PS: I have thought a bit more about this problem and it looks like the following might work (at least in this specific setting):
$g_2(x) := \left(\sum_{k=1}^d (\sqrt{\sigma_k^2 + |x_k|^2} – \sigma_k)\right)^2$
Best Answer
$\newcommand\R{\mathbb R}$In general, the answer is no.
E.g., let $d=1$, \begin{equation} f_1(x):=\sum_{j=1}^\infty(|x|-2j)_+,\quad f_2(x):=\sum_{j=1}^\infty(|x|-2j-1)_+, \end{equation} where $u_+:=\max(0,u)$ -- so that $f_1$ and $f_2$ are convex functions, $f_1(x)\to\infty$ as $|x|\to\infty$, and $f_1\ge f_2$.
However, for any $b\in(0,1)$, for the function $$h:=f_1-bf_2,$$ and for any natural $n$, we have \begin{equation} h(2n)-2h(2n+1)+h(2n+2)=-b<0. \end{equation} So, if a function $g_2$ is such that $g_2(x)-f_2(x)\to0$ as $|x|\to\infty$, then for $g:=f_1-bg_2$ we have $g(x)-h(x)\to0$ as $|x|\to\infty$, whence \begin{equation} g(2n)-2g(2n+1)+g(2n+2)<0 \end{equation} for all large enough natural $n$. So, $g$ is not convex for any $b\in(0,1)$.

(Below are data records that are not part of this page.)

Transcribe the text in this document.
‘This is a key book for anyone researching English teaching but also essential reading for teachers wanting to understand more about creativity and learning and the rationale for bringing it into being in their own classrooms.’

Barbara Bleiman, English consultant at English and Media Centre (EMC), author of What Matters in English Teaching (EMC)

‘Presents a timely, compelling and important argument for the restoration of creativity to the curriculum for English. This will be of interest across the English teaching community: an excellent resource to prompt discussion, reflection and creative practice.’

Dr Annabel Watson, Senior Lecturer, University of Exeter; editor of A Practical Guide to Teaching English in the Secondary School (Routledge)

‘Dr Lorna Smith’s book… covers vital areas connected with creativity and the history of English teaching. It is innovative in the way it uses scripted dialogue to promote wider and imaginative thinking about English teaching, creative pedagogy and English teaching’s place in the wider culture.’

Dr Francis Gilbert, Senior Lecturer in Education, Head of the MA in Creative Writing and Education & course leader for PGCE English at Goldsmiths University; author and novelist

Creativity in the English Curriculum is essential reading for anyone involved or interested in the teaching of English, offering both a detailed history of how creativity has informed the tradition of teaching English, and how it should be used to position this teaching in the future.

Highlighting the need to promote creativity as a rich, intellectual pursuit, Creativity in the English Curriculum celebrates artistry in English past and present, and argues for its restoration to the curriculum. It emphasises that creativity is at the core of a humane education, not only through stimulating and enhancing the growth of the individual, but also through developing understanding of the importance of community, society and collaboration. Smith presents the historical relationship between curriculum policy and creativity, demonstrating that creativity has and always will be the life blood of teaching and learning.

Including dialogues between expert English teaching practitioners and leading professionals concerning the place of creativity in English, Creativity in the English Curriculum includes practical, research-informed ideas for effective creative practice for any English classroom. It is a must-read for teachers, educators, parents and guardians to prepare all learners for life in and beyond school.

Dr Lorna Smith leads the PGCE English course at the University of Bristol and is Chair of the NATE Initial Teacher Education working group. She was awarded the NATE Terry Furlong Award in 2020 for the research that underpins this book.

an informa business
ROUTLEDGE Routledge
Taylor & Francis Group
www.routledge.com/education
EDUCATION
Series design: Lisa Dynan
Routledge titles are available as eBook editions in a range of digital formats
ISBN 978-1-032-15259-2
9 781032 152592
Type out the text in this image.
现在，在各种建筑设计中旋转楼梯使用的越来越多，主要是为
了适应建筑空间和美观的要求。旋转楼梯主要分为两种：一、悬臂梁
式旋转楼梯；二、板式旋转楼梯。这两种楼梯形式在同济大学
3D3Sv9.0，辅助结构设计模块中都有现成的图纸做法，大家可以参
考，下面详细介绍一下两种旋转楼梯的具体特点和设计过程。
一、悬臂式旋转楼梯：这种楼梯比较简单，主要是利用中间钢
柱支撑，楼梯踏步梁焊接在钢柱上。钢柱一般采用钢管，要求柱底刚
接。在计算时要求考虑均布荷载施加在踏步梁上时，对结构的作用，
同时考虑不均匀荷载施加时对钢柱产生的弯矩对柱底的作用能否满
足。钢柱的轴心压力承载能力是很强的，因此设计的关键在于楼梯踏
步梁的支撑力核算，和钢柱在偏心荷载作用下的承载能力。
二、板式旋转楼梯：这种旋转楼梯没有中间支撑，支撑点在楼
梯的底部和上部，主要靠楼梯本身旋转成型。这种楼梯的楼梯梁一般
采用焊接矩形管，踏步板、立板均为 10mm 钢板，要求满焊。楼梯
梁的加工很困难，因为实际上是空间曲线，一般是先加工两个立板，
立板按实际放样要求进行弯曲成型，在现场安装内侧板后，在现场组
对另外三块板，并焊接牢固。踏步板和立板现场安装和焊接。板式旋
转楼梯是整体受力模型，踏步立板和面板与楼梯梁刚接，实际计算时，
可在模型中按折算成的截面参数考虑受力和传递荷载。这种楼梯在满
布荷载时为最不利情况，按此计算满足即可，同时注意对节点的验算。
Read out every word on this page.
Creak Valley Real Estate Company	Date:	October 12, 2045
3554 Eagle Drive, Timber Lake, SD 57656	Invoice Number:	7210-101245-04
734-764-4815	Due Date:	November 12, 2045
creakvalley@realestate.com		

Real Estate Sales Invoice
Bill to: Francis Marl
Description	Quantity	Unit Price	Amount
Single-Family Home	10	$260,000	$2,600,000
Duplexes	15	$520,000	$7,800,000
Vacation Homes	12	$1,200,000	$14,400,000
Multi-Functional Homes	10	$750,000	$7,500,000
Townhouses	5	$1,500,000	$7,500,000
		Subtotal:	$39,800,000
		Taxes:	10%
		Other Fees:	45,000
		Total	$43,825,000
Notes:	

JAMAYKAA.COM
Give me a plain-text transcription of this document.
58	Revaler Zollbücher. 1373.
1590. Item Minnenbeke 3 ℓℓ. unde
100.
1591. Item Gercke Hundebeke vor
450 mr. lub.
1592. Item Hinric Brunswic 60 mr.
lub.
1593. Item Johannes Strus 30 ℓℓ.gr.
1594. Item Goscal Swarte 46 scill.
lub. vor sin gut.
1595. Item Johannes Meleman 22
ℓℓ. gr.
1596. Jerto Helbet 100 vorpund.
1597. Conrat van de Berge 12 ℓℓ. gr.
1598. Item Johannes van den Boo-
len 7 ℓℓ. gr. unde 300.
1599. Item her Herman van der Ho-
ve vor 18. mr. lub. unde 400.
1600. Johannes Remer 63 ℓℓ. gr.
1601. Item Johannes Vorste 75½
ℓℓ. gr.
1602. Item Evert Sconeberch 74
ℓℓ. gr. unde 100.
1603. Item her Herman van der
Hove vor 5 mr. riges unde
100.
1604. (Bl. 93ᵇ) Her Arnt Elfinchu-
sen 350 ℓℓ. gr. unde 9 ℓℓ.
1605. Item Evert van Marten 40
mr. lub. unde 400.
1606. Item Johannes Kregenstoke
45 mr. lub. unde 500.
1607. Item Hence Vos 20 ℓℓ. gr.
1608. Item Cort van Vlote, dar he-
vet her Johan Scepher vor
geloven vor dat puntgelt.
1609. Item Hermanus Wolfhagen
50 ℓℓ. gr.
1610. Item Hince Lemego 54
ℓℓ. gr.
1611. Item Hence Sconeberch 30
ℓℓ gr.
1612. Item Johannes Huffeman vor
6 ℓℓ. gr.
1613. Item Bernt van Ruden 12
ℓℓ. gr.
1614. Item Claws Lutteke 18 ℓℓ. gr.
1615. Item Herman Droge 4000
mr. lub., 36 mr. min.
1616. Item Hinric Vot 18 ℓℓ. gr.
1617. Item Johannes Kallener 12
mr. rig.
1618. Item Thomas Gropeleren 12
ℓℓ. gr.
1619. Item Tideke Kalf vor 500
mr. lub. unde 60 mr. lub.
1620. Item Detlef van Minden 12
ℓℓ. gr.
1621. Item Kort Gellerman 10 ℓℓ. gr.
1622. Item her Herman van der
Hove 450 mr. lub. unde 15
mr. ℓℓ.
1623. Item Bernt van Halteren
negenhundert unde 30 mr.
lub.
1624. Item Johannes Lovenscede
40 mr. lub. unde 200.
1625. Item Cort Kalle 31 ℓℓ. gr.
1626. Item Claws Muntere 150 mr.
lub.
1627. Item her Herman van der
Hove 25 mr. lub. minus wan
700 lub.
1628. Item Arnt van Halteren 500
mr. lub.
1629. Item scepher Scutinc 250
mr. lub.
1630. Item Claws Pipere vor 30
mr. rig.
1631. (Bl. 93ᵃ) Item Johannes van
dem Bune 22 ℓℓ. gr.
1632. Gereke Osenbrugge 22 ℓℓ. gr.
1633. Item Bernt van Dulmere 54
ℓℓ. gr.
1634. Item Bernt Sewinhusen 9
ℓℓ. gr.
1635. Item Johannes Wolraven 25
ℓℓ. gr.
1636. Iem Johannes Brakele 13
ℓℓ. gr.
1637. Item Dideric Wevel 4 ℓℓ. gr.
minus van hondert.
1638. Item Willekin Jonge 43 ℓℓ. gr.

In your concrete example, the answer is no as well. Indeed, let $\sigma_k=1$ for all $k$, and let $x:=(-1,u,0,\dots,0)\in\R^d$, $y:=(1,u,0,\dots,0)\in\R^d$, and $z:=(x+y)/2=(0,u,0,\dots,0)$, with $u\to\infty$. Then \begin{equation} f_1(x)-2f_1(z)+f_1(y)=2(1+u^2)-2u^2=2, \end{equation} whereas \begin{equation} f_2(x)-2f_2(z)+f_2(y)=2(1+u)^2-2u^2\to\infty. \end{equation} So, if $g_2(v)-f_2(v)\to0$ as $\|v\|\to\infty$, then for any $b\in(0,1)$ and for the function $g:=f_1-bg_2$, we have $g(x)-2g(z)+g(y)\to-\infty$, so that $g$ is not convex for any $b\in(0,1)$.